Com a quarentena mais rígida e os cinemas fechados, o streaming registrou um crescimento exponencial, ganhando musculatura nos últimos meses. De acordo com uma pesquisa do Instituto de Pesquisa & Data Analytics Croma Insights, a Netflix chegou à marca de 16 milhões de assinantes no Brasil. Somando aos concorrentes (Amazon, HBO, Globoplay, Fox) o aumento atinge 76%.
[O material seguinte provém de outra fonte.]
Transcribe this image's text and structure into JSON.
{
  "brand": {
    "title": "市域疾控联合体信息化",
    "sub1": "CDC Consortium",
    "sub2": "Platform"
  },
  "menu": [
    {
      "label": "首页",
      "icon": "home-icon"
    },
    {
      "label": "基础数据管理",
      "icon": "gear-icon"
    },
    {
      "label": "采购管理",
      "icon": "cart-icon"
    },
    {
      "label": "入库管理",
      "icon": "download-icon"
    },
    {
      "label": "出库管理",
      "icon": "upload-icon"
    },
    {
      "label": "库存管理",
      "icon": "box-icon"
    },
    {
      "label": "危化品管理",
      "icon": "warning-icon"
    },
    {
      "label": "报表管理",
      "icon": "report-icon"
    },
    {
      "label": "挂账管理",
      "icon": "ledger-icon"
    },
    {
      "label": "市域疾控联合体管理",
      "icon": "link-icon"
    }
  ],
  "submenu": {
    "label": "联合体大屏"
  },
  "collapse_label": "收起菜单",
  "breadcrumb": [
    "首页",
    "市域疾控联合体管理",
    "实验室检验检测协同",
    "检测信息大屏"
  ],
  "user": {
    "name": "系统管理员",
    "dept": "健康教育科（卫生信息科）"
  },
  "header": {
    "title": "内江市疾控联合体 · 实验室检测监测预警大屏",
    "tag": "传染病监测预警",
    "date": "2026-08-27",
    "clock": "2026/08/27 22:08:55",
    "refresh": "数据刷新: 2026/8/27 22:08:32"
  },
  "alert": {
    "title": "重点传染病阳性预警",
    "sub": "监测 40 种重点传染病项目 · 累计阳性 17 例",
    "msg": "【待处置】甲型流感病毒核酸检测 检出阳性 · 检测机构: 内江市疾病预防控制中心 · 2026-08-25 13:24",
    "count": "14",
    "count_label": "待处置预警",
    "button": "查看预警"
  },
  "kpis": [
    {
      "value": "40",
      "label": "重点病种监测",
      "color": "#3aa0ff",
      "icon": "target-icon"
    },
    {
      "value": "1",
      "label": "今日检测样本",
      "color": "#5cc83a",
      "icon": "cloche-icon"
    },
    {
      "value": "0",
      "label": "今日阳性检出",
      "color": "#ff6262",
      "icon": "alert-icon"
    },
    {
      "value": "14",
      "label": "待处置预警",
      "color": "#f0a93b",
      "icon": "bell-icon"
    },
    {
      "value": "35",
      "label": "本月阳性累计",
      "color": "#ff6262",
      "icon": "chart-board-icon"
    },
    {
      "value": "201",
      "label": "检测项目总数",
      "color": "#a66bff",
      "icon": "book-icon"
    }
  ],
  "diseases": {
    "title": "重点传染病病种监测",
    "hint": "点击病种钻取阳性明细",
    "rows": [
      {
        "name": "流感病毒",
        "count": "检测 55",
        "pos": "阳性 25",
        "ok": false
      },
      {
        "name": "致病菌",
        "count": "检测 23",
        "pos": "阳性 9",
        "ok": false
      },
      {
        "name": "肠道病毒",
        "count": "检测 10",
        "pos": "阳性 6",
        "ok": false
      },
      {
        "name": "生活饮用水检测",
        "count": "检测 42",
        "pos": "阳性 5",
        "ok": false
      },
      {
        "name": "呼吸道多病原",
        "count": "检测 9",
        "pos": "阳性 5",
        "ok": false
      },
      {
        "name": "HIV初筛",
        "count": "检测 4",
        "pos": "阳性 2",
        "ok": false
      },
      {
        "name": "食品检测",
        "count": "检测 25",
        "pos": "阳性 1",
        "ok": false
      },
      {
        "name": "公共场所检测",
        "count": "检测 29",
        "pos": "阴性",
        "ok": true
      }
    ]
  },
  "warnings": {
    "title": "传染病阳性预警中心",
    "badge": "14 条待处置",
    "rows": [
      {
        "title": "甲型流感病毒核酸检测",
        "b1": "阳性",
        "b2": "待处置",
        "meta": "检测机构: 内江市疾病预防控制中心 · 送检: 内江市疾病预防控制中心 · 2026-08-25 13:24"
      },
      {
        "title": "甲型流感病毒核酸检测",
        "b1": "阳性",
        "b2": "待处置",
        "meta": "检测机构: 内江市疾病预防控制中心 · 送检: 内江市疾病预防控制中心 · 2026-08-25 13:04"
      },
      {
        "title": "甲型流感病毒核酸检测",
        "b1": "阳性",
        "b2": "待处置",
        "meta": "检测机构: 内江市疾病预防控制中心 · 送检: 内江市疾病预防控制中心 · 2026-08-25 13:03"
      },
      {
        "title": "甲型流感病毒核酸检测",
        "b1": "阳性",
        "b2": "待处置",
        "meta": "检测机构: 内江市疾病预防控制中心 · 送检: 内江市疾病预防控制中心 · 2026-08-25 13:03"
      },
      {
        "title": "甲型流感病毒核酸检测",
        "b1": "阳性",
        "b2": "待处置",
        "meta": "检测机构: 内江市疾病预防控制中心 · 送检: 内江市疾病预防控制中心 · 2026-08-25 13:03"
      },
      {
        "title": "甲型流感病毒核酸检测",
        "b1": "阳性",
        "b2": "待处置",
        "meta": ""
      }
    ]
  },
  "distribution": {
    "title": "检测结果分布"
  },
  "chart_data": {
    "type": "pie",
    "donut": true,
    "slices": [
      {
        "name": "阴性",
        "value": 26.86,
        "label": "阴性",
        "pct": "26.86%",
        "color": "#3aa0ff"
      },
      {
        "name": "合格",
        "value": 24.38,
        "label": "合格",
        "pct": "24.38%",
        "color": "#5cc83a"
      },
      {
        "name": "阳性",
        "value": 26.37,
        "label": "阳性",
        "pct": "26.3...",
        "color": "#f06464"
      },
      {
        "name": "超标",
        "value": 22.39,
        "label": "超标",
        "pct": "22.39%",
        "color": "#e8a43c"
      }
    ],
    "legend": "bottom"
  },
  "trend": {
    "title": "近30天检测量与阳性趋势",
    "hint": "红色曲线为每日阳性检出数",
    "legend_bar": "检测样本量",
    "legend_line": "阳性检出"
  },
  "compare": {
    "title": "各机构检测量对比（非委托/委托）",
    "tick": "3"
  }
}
Indagado sobre a possibilidade de o streaming assumir as estreias acumuladas, levando em consideração a hipótese de que as pessoas não estarão confiantes o suficiente para frequentar cinemas quando as salas reabrirem, Paulo reflete. 

“As pessoas estão gostando de ver cinema e série em casa, a experiência é muito boa, mas elas também querem sair quando puderem. É muito gostoso ir ao cinema, tanto que estão trazendo de volta o cinema drive-in ”, discursa Morelli.

Governo VS futuro do cinema

Antes mesmo de ser eleito, o presidente Jair Bolsonaro (sem partido) já prometia cortes no setor cultural. Após 100 dias no cargo, a pasta perdeu o posto de Ministério e tornou-se Secretaria Especial . Entre altos e baixos, o mercado foi atingido pelo esgotamento de verbas. 

Sobre o cinema após pandemia , levando em relação o atual governo, Paulo Morelli não pestaneja. “Eu acho que o governo brasileiro é muito mais nocivo que pandemia. A pandemia aconteceu, pegou o mundo inteiro e agora estamos sobre este impacto. O governo brasileiro não tem medido ataques à Cultura. O presidente desse país não gosta de cultura, ele combate a cultura. Ele obscurantista contra a ciência, contra o meio ambiente. Esse cara é um insano. Somos governados por uma pessoa desequilibrada. Ele vê a cultura como inimiga. Ele não aceita a liberdade de expressão e a cultura precisa de liberdade de expressão. Ele está estrangulando [o mercado] secando as verbas que faziam o cinema existir”, deliberou. 

Por fim, questionados se a crise sanitária mudou o cinema que conhecemos, ambos negam, mas Morelli se aprofunda. “Não sei se mudou. Pode mudar os meios de produção, mas essencialmente a maneira de se contar histórias não mudou.”